Adapted from the Vanessa Roth novel, Divergent takes place on a post-nuclear Chicago, which has been walled in from the apparently desolate outside world. In order to effectively run its insular society, the government has chosen to divide its citizens into what they naturally do best: the meek who look out for the well-being of others are in the ruling faction of Abnegation, the happy/friendly people are in the agricultural community of Amity, those who speak the truth work within the law as Candor, those who seek adventure and thrills enforce those laws and protect the community as Dauntless, and the highly intelligent folks serve the city as Erudite. Those who fit none of these are rendered social pariahs, while those who fall into more than one are Divergent, considered dangerous by the government and eradicated.
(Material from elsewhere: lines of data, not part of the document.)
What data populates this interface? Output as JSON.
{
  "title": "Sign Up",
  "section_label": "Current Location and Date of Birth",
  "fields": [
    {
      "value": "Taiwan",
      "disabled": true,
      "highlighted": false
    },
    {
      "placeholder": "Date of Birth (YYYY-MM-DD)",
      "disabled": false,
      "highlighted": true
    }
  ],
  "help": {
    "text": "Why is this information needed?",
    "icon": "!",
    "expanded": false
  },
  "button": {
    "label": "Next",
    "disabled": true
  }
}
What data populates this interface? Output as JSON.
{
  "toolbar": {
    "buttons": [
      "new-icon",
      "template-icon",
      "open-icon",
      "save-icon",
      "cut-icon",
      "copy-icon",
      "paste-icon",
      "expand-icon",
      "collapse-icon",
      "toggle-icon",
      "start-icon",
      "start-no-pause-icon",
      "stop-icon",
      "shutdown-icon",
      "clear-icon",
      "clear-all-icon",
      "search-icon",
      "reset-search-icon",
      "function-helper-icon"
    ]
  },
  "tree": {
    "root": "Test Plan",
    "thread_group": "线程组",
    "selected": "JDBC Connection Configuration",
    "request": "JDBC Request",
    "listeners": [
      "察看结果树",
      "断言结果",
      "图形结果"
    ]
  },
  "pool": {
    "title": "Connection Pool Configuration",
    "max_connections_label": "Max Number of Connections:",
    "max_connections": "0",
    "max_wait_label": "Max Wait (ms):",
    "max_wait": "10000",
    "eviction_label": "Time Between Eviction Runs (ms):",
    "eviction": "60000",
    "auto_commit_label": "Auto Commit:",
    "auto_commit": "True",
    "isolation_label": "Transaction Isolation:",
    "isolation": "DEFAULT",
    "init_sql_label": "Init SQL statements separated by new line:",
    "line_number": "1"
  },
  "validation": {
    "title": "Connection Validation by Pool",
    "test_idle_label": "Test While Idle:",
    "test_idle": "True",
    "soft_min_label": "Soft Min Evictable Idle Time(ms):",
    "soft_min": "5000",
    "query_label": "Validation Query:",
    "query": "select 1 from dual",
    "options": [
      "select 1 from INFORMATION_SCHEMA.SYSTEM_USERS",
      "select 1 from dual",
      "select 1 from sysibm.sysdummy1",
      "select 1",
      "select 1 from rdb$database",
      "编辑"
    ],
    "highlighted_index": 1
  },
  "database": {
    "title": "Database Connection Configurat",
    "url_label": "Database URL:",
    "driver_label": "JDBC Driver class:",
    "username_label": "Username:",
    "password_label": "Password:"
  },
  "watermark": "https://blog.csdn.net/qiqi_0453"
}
Although children are born into one of these five communities, as teenagers, they're tested one time to see which of the five factions they should truly belong to. It is during this time that we're introduced to Beatrice Prior (Woodley, The Spectacular Now), as a child growing up within Abnegation, who is tested and deemed Divergent, though it is covered up immediately for fear of repercussions. During the choosing ceremony, Beatrice chooses Dauntless as her new faction (changing her name to Tris), where she begins instruction in the ways of the fierce and fearless, undergoing a grueling training regimen that weeds out the weak. As she isn't naturally a pure Dauntless, she doesn't know if she will be able to keep up, but her Divergent qualities do make her stand out in other ways -- ways that put her in jeopardy from the heavily anti-Divergent Erudite politician, Jeanine Matthews (Winslet, Labor Day).
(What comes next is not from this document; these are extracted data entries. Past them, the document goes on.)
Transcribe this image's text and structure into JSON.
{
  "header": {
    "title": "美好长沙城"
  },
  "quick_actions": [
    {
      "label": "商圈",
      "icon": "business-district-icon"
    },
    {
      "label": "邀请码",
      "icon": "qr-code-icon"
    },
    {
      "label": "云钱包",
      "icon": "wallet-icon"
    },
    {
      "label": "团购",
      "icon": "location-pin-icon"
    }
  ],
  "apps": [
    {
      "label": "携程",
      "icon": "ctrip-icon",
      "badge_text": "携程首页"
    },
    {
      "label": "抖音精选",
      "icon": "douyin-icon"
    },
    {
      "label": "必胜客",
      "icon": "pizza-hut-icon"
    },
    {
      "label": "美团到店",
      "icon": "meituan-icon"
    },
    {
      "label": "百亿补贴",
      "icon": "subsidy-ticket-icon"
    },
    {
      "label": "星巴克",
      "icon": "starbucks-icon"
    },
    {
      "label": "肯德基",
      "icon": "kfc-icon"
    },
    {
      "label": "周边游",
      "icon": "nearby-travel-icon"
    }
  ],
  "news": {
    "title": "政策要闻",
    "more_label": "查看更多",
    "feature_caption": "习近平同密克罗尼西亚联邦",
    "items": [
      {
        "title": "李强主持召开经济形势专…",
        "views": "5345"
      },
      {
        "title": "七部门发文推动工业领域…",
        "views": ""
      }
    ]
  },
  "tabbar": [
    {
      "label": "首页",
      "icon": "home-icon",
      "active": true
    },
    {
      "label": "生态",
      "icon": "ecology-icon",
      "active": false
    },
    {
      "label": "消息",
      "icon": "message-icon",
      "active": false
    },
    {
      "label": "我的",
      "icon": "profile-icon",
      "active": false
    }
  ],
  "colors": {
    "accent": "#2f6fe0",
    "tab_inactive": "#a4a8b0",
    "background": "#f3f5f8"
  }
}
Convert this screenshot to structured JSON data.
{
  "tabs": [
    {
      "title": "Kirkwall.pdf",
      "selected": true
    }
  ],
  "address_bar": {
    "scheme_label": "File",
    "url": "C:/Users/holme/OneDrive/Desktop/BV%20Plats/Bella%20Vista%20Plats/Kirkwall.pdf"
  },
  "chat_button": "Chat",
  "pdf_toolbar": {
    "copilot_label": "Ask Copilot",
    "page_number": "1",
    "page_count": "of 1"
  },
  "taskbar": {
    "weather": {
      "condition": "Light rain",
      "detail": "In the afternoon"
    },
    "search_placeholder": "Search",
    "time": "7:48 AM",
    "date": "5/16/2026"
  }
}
While Divergent isn't poorly directed by Neil Burger (Limitless, The Illusionist), it suffers from a consummate blandness in its storyline that generates very little in terms of excitement during moments in which it should really come to life. Despite good production values, the film has a 'primed for a TV series' feel to it, rather than the grandeur of a big screen epic. The simplicity of the premise, combined with a concerted lack of explanation as to the how and why of such a strange idea for a society existing, makes it feel like the concepts are woefully underdeveloped, leading to a lack of trust in the narrative due to having to put aside the myriad of questions that inevitably develop and halfheartedly go with the flow just to see where things will lead. Not much of anywhere interesting, as it turns out.
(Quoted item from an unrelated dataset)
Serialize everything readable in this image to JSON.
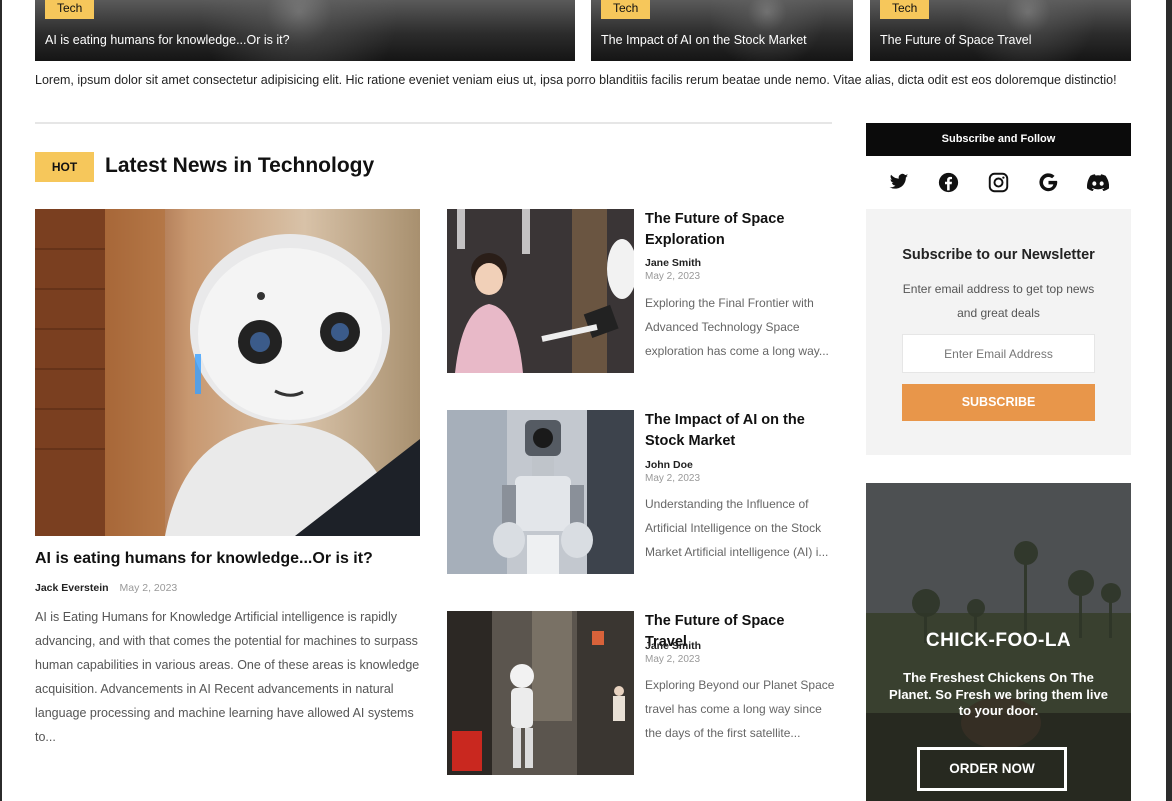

Perhaps the best thing about Divergent is its strong performance by Shailene Woodley as Tris. There isn't much of a character there to work with, but Woodley does give her much-needed nuance for audiences to be able to root for her to succeed, which is perhaps the only element that actually keeps the film somewhat afloat to the very end. The supporting cast is fine for what they are, but their roles are barely even there save to present goals to achieve or obstacles to fight against for our heroine. Even Kate Winslet barely registers a performance of note. Unfortunately, what this fine collection of actors can't do beyond just offering up a few nicely acted moments is spark any momentum to the film's pacing, which plays out without any bits of excitement beyond a mildly interesting development here and there.
Other than its half-baked story premise, what really keeps Divergent from connecting is the existence and popularity of The Hunger Games. It's not just that this new series just feels like more of the same, but that it so clearly is hell-bent on adhering to the same blueprint, that it doesn't even try to be its own thing. If The Hunger Games is going to be 2 hours and 20 minutes, then Divergent must be as well, whether the story necessitates that length or not (it doesn't). If they're going to be spend a great deal of its time for finding a hunky, misunderstood love interest for its protagonist, then Divergent will too.
Yes, Divergent might fare better with critics had there not been a Hunger Games franchise already, but the problems with Divergent also stem from trying so hard to be that other, more popular franchise, such that it can never strike out from under its massive shadow to be something of its own. In other words, Divergent, contrary to its themes, is more about assimilation than in rebelling against the oppressive nature of the status quo.